Carousel

Make no mistake. The trend of reexamining Golden Age musicals without tapping many of the essential ingredients that made them great in the first place—grand orchestras, fully flanked choruses, lavish designs, unembarrassed exuberance—is simply a down-market repackaging gimmick. If an entire three-hour musical can be performed by a cast of ten, it’ll probably look like art. This penny-pinching fashion is at its worst when it purports to consider the dark underbelly of bright entertainments that have no underbelly to speak of—the tortured psychology of Nathan Detroit, anyone?—but it should make Carousel the exception that proves the rule. Long respected as Rodgers and Hammerstein’s most sophisticated score, Carousel is also the darkest subject matter the duo musicalized successfully. The less-is-more, drab-is-fab treatment Newell and other contemporary directors have given musicals in recent years seems like a natural.

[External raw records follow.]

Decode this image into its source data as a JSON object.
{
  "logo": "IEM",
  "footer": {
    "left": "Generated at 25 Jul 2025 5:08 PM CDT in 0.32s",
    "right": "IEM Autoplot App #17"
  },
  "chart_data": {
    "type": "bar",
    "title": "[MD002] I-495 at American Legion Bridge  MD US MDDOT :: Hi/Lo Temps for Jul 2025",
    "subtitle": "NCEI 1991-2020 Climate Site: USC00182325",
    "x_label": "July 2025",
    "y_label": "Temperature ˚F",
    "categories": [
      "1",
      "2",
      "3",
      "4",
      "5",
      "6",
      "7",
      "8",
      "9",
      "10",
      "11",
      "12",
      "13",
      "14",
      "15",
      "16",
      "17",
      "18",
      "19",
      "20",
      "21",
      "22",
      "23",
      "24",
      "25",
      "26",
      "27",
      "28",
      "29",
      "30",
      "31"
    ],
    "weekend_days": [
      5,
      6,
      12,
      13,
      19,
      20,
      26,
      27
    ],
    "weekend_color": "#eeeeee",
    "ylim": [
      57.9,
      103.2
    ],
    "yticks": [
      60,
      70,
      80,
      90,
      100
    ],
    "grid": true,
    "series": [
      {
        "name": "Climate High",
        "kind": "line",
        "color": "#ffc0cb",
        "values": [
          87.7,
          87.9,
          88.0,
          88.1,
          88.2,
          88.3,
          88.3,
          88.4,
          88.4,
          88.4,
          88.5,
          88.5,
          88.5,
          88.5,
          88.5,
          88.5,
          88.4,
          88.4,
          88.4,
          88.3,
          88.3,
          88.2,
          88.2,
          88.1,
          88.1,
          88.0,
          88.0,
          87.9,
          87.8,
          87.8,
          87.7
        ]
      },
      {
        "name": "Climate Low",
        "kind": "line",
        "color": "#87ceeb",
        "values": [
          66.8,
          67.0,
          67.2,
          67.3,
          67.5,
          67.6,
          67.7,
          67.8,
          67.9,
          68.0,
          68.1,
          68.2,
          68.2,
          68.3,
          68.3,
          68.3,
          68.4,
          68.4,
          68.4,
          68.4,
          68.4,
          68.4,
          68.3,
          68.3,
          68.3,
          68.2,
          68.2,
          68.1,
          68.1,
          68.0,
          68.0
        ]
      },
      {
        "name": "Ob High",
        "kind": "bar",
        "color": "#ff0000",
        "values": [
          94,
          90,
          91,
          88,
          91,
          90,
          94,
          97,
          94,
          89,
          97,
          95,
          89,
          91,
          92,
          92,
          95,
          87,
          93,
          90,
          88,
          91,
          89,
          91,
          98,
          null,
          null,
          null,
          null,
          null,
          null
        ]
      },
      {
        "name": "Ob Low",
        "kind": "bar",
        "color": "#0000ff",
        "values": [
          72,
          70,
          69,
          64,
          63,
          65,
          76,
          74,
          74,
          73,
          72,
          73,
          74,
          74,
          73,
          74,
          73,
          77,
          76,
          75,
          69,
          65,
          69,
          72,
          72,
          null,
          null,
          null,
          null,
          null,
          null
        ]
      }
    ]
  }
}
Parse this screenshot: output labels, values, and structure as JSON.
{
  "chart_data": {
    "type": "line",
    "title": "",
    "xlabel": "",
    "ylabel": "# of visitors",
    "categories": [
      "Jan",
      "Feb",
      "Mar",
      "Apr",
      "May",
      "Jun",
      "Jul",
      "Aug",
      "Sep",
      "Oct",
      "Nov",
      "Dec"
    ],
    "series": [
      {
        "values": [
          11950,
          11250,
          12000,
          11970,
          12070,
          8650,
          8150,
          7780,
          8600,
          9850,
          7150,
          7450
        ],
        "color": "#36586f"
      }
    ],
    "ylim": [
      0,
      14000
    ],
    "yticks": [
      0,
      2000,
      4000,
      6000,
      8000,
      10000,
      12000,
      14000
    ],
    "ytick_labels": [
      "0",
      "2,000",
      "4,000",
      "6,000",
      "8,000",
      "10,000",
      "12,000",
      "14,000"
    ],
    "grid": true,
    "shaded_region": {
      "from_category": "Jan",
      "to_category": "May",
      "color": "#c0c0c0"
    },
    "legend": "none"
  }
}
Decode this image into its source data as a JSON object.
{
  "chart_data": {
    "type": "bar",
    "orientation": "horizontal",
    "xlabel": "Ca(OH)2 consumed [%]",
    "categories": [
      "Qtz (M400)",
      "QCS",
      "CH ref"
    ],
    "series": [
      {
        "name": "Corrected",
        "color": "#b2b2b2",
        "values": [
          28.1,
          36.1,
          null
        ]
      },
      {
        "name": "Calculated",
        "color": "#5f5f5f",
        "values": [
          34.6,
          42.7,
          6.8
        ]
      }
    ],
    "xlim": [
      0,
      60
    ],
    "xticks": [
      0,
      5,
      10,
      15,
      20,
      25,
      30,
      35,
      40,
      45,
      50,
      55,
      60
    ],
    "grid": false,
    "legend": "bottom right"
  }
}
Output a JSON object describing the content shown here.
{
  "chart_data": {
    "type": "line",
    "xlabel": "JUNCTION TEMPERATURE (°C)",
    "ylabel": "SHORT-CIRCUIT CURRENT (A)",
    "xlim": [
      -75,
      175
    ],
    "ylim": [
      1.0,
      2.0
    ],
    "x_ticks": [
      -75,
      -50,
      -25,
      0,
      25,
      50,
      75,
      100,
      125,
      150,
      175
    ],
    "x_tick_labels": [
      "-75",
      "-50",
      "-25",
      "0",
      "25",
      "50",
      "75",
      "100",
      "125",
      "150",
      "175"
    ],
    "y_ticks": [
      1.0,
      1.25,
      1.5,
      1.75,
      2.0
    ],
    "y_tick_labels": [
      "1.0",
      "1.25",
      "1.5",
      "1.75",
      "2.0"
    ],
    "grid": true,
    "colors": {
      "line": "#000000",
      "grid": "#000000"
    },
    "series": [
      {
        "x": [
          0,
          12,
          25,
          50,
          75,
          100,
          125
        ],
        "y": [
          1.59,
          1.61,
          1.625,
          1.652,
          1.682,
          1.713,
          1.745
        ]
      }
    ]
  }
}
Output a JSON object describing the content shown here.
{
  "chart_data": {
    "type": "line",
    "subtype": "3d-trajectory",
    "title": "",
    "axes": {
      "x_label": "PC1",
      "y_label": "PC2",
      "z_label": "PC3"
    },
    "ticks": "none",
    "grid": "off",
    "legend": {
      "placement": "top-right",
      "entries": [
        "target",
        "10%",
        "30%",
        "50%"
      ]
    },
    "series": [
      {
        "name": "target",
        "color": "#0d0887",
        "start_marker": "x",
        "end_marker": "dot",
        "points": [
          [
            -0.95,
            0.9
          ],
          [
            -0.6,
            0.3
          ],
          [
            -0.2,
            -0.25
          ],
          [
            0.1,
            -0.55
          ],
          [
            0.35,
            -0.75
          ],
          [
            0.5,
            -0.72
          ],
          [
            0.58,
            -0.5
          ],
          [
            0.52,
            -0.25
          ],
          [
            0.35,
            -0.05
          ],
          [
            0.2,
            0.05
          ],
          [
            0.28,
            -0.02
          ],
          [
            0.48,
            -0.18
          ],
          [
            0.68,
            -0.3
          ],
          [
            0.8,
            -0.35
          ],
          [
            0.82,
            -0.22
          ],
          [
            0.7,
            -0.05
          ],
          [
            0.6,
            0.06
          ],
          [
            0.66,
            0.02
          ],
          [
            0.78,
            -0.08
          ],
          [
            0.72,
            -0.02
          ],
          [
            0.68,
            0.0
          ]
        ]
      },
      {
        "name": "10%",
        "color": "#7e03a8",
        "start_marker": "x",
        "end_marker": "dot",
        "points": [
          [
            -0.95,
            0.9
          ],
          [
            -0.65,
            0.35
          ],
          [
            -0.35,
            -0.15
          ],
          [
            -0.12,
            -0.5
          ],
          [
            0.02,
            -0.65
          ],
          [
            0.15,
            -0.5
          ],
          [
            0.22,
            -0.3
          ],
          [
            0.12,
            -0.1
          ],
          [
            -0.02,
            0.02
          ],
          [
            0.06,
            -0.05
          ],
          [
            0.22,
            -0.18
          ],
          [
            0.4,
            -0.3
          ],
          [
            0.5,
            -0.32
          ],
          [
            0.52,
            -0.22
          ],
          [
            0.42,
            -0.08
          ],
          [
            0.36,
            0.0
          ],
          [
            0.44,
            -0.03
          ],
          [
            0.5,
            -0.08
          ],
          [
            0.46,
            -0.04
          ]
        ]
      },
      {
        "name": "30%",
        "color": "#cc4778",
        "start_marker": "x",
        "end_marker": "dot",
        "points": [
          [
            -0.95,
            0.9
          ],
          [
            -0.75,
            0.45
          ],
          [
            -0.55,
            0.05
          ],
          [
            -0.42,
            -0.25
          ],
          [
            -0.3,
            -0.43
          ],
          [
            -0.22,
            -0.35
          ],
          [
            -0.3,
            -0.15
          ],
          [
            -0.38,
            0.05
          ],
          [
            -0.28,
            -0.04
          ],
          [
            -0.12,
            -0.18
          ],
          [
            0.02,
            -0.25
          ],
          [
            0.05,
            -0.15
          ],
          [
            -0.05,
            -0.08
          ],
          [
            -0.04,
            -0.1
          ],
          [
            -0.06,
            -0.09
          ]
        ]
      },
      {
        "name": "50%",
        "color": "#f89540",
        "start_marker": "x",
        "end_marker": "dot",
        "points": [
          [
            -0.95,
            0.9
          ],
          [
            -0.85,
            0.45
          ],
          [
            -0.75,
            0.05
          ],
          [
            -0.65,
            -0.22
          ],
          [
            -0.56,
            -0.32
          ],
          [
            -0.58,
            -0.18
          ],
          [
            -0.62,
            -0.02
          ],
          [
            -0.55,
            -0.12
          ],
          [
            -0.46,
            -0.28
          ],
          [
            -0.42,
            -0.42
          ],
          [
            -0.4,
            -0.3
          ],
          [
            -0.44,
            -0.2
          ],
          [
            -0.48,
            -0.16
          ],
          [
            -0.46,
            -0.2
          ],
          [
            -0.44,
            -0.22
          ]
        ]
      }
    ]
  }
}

Yet Newell’s work can still feel like that of an apologist; to our frustration, he mutes robust numbers lest a 21st-century audience be frightened away by them. That said, the unsentimental director still makes a significant dramatic impression. He never shies away from the show’s oft-neglected core, a story of badly judged romance among violent white-trash characters, which today wouldn’t be out of place on COPS. (A mature, haunted turn by Miller as a hard-luck Julie Jordan and Belton’s early-Brando take on Billy Bigelow go a long way.) Meanwhile, the revelation of this production is Doug Peck’s new orchestration, which preserves as much as it reduces for a modest chamber orchestra. Newell asks his actors to talk cerebrally through many key numbers, so for all those gorgeous songs, only Lindley’s emotionally pinched, fiercely tenored Mr. Snow and Jackson’s beautifully cathartic Cousin Nettie actually get to sing them. Still, they’re doozies.